[Date Prev][Date Next][Thread Prev][Thread Next][Date Index][Thread Index]

Re: [Xen-devel] [Draft C] Xen on ARM vITS Handling



On Fri, 2015-05-29 at 14:40 +0100, Julien Grall wrote:
> Hi Ian,
> 
> NIT: You used my Linaro email which I think is de-activated now :).

I keep finding new address books with that address  in them!

> > ## ITS Translation Table
> >
> > Message signalled interrupts are translated into an LPI via an ITS
> > translation table which must be configured for each device which can
> > generate an MSI.
> 
> I'm not sure what is the ITS Table Table. Did you mean Interrupt
> Translation Table?

I don't think I wrote Table Table anywhere.

I'm referring to the tables which are established by e.g. the MAPD
command and friends, e.g. the thing shown in "4.9.12 Notional ITS Table
Structure".

> > is _not_ guarenteed that a change to the LPI Configuration Table won't
> 
> s/guarenteed/guaranteed/? Or may the first use of this word was wrong?

guaranteed is correct, I can never remember it though.

> > XXX there are other aspects to virtualising the ITS (LPI collection
> > management, assignment of LPI ranges to guests, device
> > management). However these are not currently considered here. XXX
> > Should they be/do they need to be?
> 
> I think we began to cover these aspect with the section "command emulation".

Some aspects, yes. I went with:

        There are other aspects to virtualising the ITS (LPI collection
        management, assignment of LPI ranges to guests, device
        management). However these are only considered here to the extent
        needed for describing the vITS emulation.

> > XXX In the context of virtualised device ids this may not be the case,
> > e.g. we can arrange for (mostly) contiguous device ids and we know the
> > bound is significantly lower than 2^32
> 
> Well, the deviceID is computed from the BDF and some DMA alias. As the
> algorithm can't be tweaked, it's very likely that we will have
> non-contiguous Device ID. See pci_for_each_dma_alias in Linux
> (drivers/pci/search.c).

The implication here is that deviceID is fixed in hardware and is used
by driver domain software in contexts where we do not get the
opportunity to translate is that right?

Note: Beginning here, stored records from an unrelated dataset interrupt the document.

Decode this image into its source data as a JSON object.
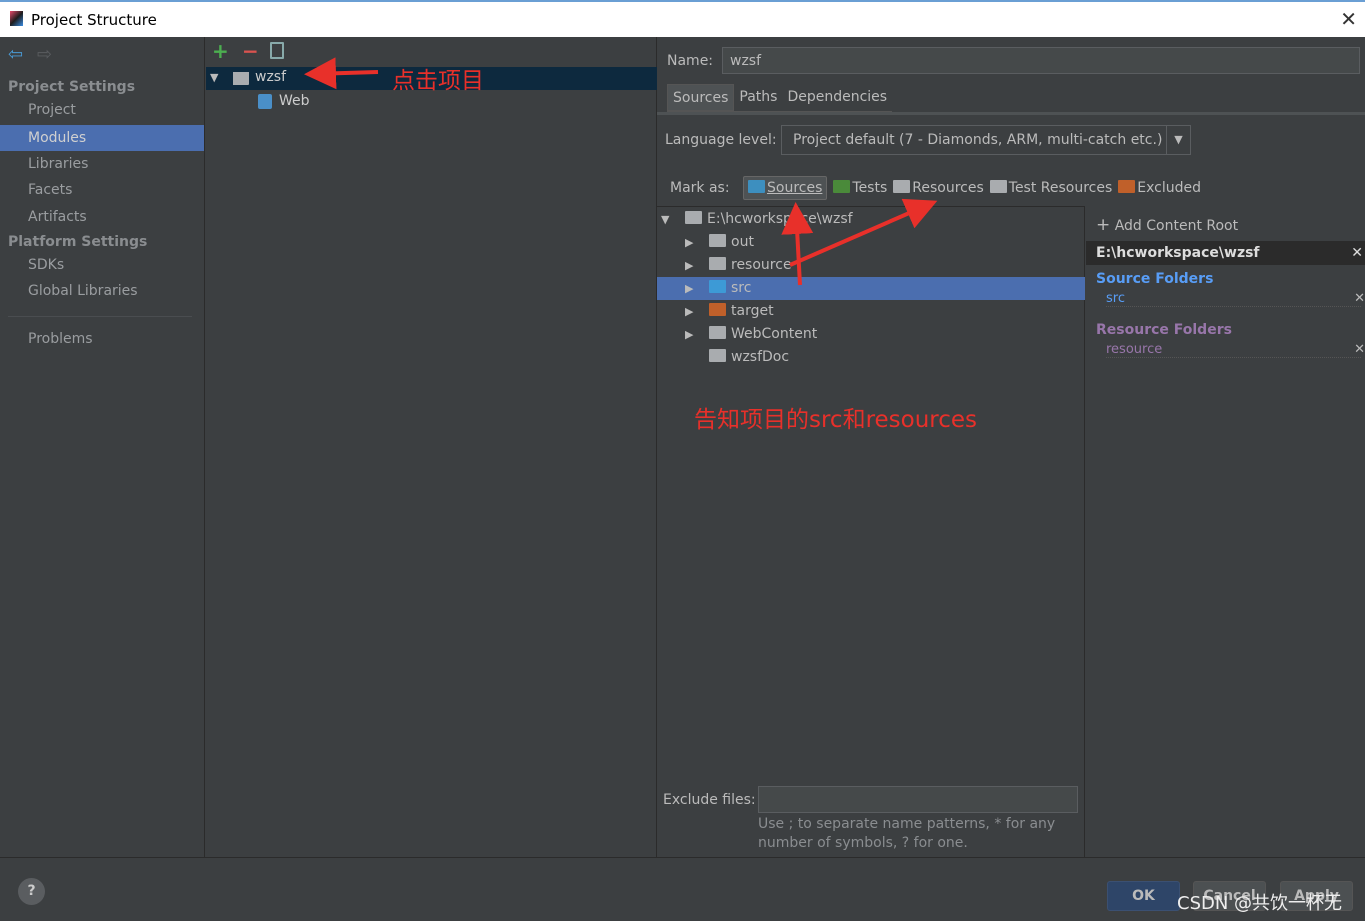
{
  "window": {
    "title": "Project Structure"
  },
  "sidebar": {
    "project_settings": "Project Settings",
    "platform_settings": "Platform Settings",
    "items": [
      {
        "label": "Project"
      },
      {
        "label": "Modules"
      },
      {
        "label": "Libraries"
      },
      {
        "label": "Facets"
      },
      {
        "label": "Artifacts"
      },
      {
        "label": "SDKs"
      },
      {
        "label": "Global Libraries"
      },
      {
        "label": "Problems"
      }
    ],
    "selected": "Modules"
  },
  "modules_tree": [
    {
      "label": "wzsf"
    },
    {
      "label": "Web"
    }
  ],
  "module": {
    "name_label": "Name:",
    "name_value": "wzsf",
    "tabs": [
      {
        "label": "Sources"
      },
      {
        "label": "Paths"
      },
      {
        "label": "Dependencies"
      }
    ],
    "language_label": "Language level:",
    "language_value": "Project default (7 - Diamonds, ARM, multi-catch etc.)",
    "mark_as_label": "Mark as:",
    "mark_as": [
      {
        "label": "Sources",
        "color": "#3d8fbf"
      },
      {
        "label": "Tests",
        "color": "#4a8a3a"
      },
      {
        "label": "Resources",
        "color": "#a9acaf"
      },
      {
        "label": "Test Resources",
        "color": "#a9acaf"
      },
      {
        "label": "Excluded",
        "color": "#c0602a"
      }
    ],
    "content_tree": {
      "root": "E:\\hcworkspace\\wzsf",
      "children": [
        {
          "label": "out",
          "color": "#a9acaf"
        },
        {
          "label": "resource",
          "color": "#a9acaf"
        },
        {
          "label": "src",
          "color": "#3d9ad6"
        },
        {
          "label": "target",
          "color": "#c0602a"
        },
        {
          "label": "WebContent",
          "color": "#a9acaf"
        },
        {
          "label": "wzsfDoc",
          "color": "#a9acaf"
        }
      ],
      "selected": "src"
    },
    "add_content_root": "Add Content Root",
    "content_root_path": "E:\\hcworkspace\\wzsf",
    "source_folders_title": "Source Folders",
    "source_folders": [
      "src"
    ],
    "resource_folders_title": "Resource Folders",
    "resource_folders": [
      "resource"
    ],
    "exclude_label": "Exclude files:",
    "exclude_value": "",
    "exclude_hint_1": "Use ; to separate name patterns, * for any",
    "exclude_hint_2": "number of symbols, ? for one."
  },
  "annotations": {
    "click_project": "点击项目",
    "tell_src": "告知项目的src和resources"
  },
  "buttons": {
    "ok": "OK",
    "cancel": "Cancel",
    "apply": "Apply"
  },
  "watermark": "CSDN @共饮一杯无",
  "colors": {
    "selection": "#4b6eaf",
    "annotation": "#e8302a",
    "source_title": "#589df6",
    "resource_title": "#9876aa"
  }
}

What contexts are those?

Note that the BDF is also something which we could in principal
virtualise (we already do for domU). Perhaps that is infeasible for dom0
though?

That gives me two thoughts.

The first is that although device identifiers are not necessarily
contiguous, they are generally at least grouped and not allocated at
random through the 2^32 options. For example a PCI Host bridge typically
has a range of device ids associated with it and each device has a
device id derived from that.

I'm not sure if we can leverage that into a more useful data structure
than an R-B tree, or for example to arrange for the R-B to allow for the
translation of a device within a span into the parent span and from
there do the lookup. Specifically when looking up a device ID
corresponding to a PCI device we could arrange to find the PCI host
bridge and find the actual device from there. This would keep the RB
tree much smaller and therefore perhaps quicker? Of course that depends
on what the lookup from PCI host bridge to a device looked like.

The second is that perhaps we can do something simpler for the domU
case, if we were willing to tolerate it being different from dom0.

> > Possible efficient data structures would be:
> >
> > 1. List: The lookup/deletion is in O(n) and the insertion will depend
> >     if the device should be sorted following their identifier. The
> >     memory overhead is 18 bytes per element.
> > 2. Red-black tree: All the operations are O(log(n)). The memory
> >     overhead is 24 bytes per element.
> >
> > A Red-black tree seems the more suitable for having fast deviceID
> > validation even though the memory overhead is a bit higher compare to
> > the list.
> >
> > ### Event ID (`vID`)
> >
> > This is the per-device Interrupt identifier (i.e. the MSI index). It
> > is configured by the device driver software.
> >
> > It is not necessary to translate a `vID`, however they may need to be
> > represented in various data structures given to the pITS.
> >
> > XXX is any of this true?
> 
> 
> Right, the vID will always be equal to the pID. Although you will need
> to associate a physical LPI for every pair (vID, DevID).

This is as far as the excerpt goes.